Memory related troubles within the pari stack will not cause inexplicable problems outside pari. To cause crashes in unrelated things, either the heap or the stack is getting mangled somewhere by something. Since this is clearly impossible, your program was never crashing and this thread does not exist, and you have no need of a memory debugger to check for problems that never existed.

Less sarcastically, 'garbage on the stack' won't crash stdio or anything else programmed sensibly. Every function call you make leaves garbage on the stack, pari's nothing remarkable in that respect. If you're getting segfaults in senseless places, either your stack's being corrupted, or your heap. (Or you're having hardware problems like memory errors.) A memory debugger -- or really, any debugger at all -- will be more useful than a thousand people staring at the 1% of your code you're willing to present. In the time we've spend arguing about it you could've tried lots of things.
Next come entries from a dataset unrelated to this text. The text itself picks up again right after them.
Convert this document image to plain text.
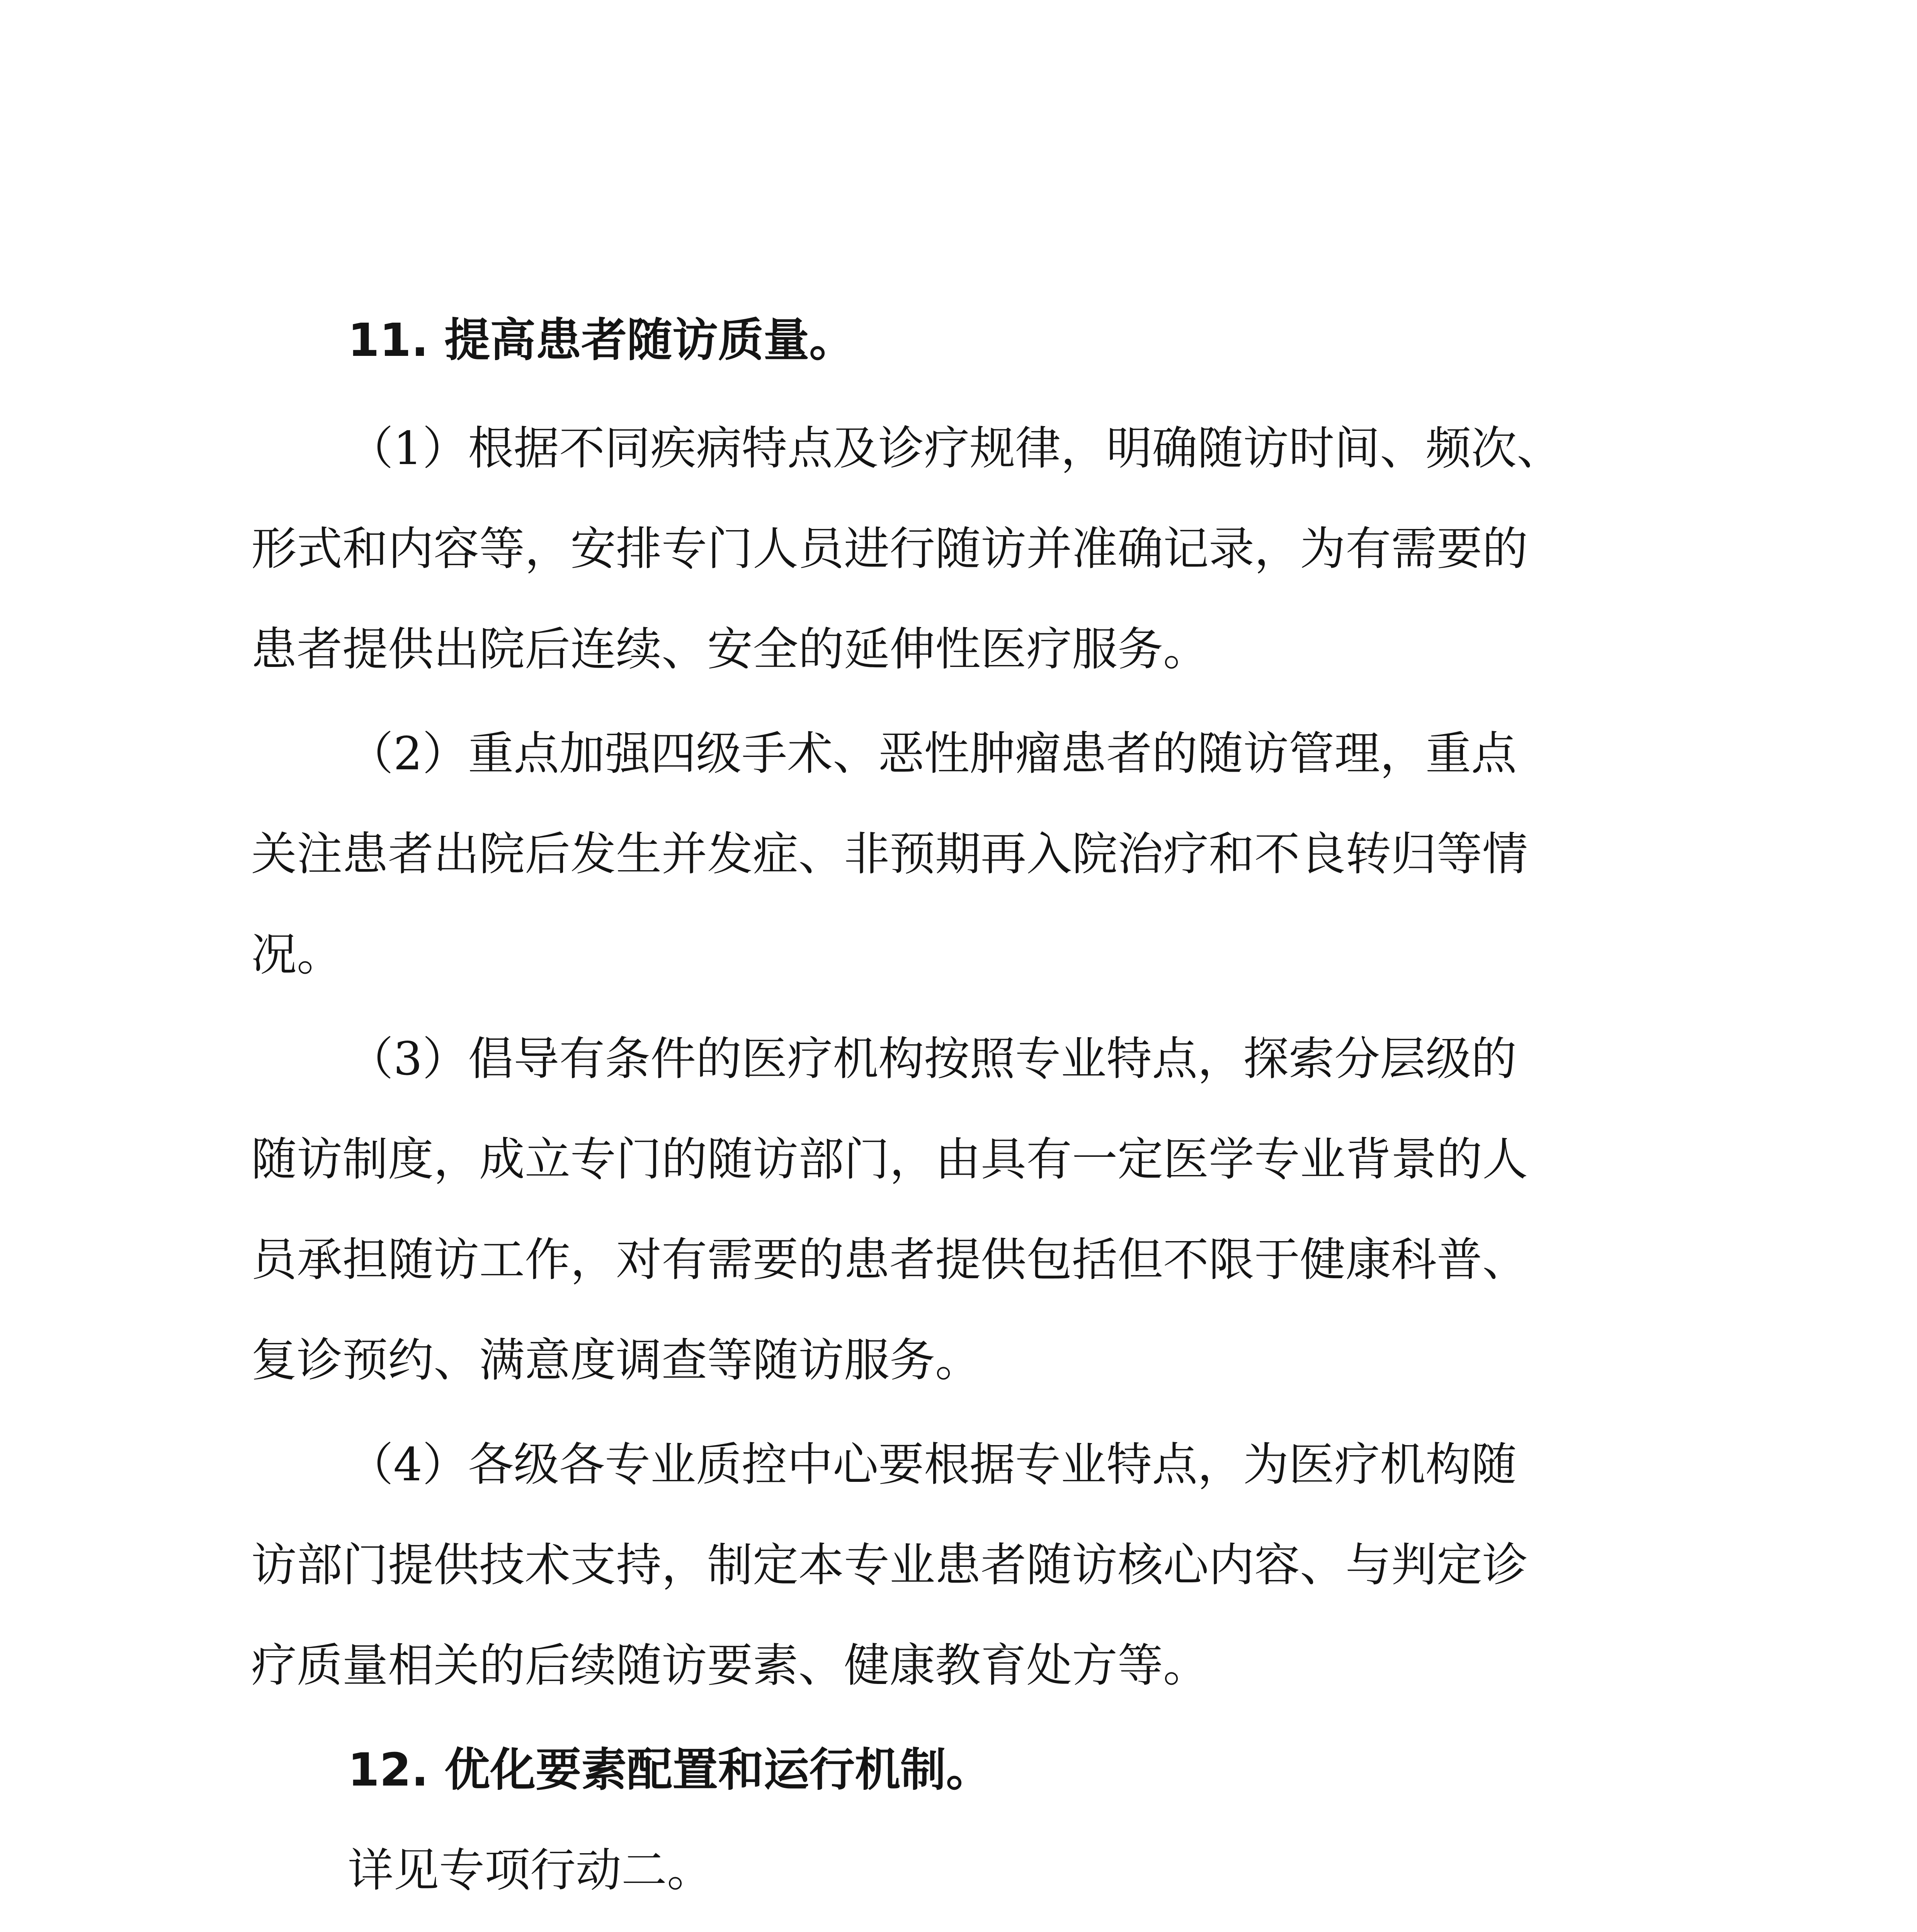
11. 提高患者随访质量。
（1）根据不同疾病特点及诊疗规律，明确随访时间、频次、
形式和内容等，安排专门人员进行随访并准确记录，为有需要的
患者提供出院后连续、安全的延伸性医疗服务。
（2）重点加强四级手术、恶性肿瘤患者的随访管理，重点
关注患者出院后发生并发症、非预期再入院治疗和不良转归等情
况。
（3）倡导有条件的医疗机构按照专业特点，探索分层级的
随访制度，成立专门的随访部门，由具有一定医学专业背景的人
员承担随访工作，对有需要的患者提供包括但不限于健康科普、
复诊预约、满意度调查等随访服务。
（4）各级各专业质控中心要根据专业特点，为医疗机构随
访部门提供技术支持，制定本专业患者随访核心内容、与判定诊
疗质量相关的后续随访要素、健康教育处方等。
12. 优化要素配置和运行机制。
详见专项行动二。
CRGreathouse · February 20, 2010, 9:22pm

Then the problem was never with memory.

Of course. It is something I need to be concerned with, though -- most of my early programs with the library were unusable (crashed whenever run) by using up all of the stack.

No, no segfaults -- not now, not before.

Corona688 · February 21, 2010, 12:02am

It died from some signal in a senseless place. If not a segfault then what? You didn't say, so we picked the obvious one to happen in that manner, a segfault.

CRGreathouse · February 21, 2010, 2:55am

Unfortunately I don't recall and it's fallen off the screen. Is there something analogous to .bash_history that keeps errors?

achenle · February 21, 2010, 10:49am

Let me get this straight: you have a custom memory management library, and your code using that library crashes?

OK.

You need all the help you can get. But there's not much out there.

Your only hope is to do something like download a demo copy of Purify and use it. And then pray that you don't have any bugs in your custom library.

And good luck.

You're going to need it.

There's a reason why nobody writes their own memory management libraries. First off, the multiple libraries available for free on your OS of choice are almost certainly fast enough. If they're not, you're most likely doing something wrong, like an over-reliance on malloc()/free() and/or new/delete. And if the OS libaries truly aren't fast enough (and if you're not multithreaded on a massively parallel application, they ARE fast enough!), there are third-party memory management libraries available.

Go price something like Smartheap. Then calculate all the hours spent on your custom memory library and how much those hours cost. Want to bet Smartheap is cheaper? If you even need it in the first place.

There are probably literally thousands of man-years invested by many absolutely brilliant computer scientists and programmers in all the memory-management libraries available in today's operating systems. And those products have been thoroughly tested - for literally decades.

You want a car analogy? Writing your own memory management library is like chiseling out a stone wheel for a sports car. The only reason to do it is for the sake of doing it - as a hobby or academic learning experience. Because there's no way you can duplicate the engineering history behind a "normal" wheel. Even if you do manage to chisel out a wheel that manages to outperform a "normal" wheel in a tiny operating range, you'll never really know how durable your wheel is because it's totally untested.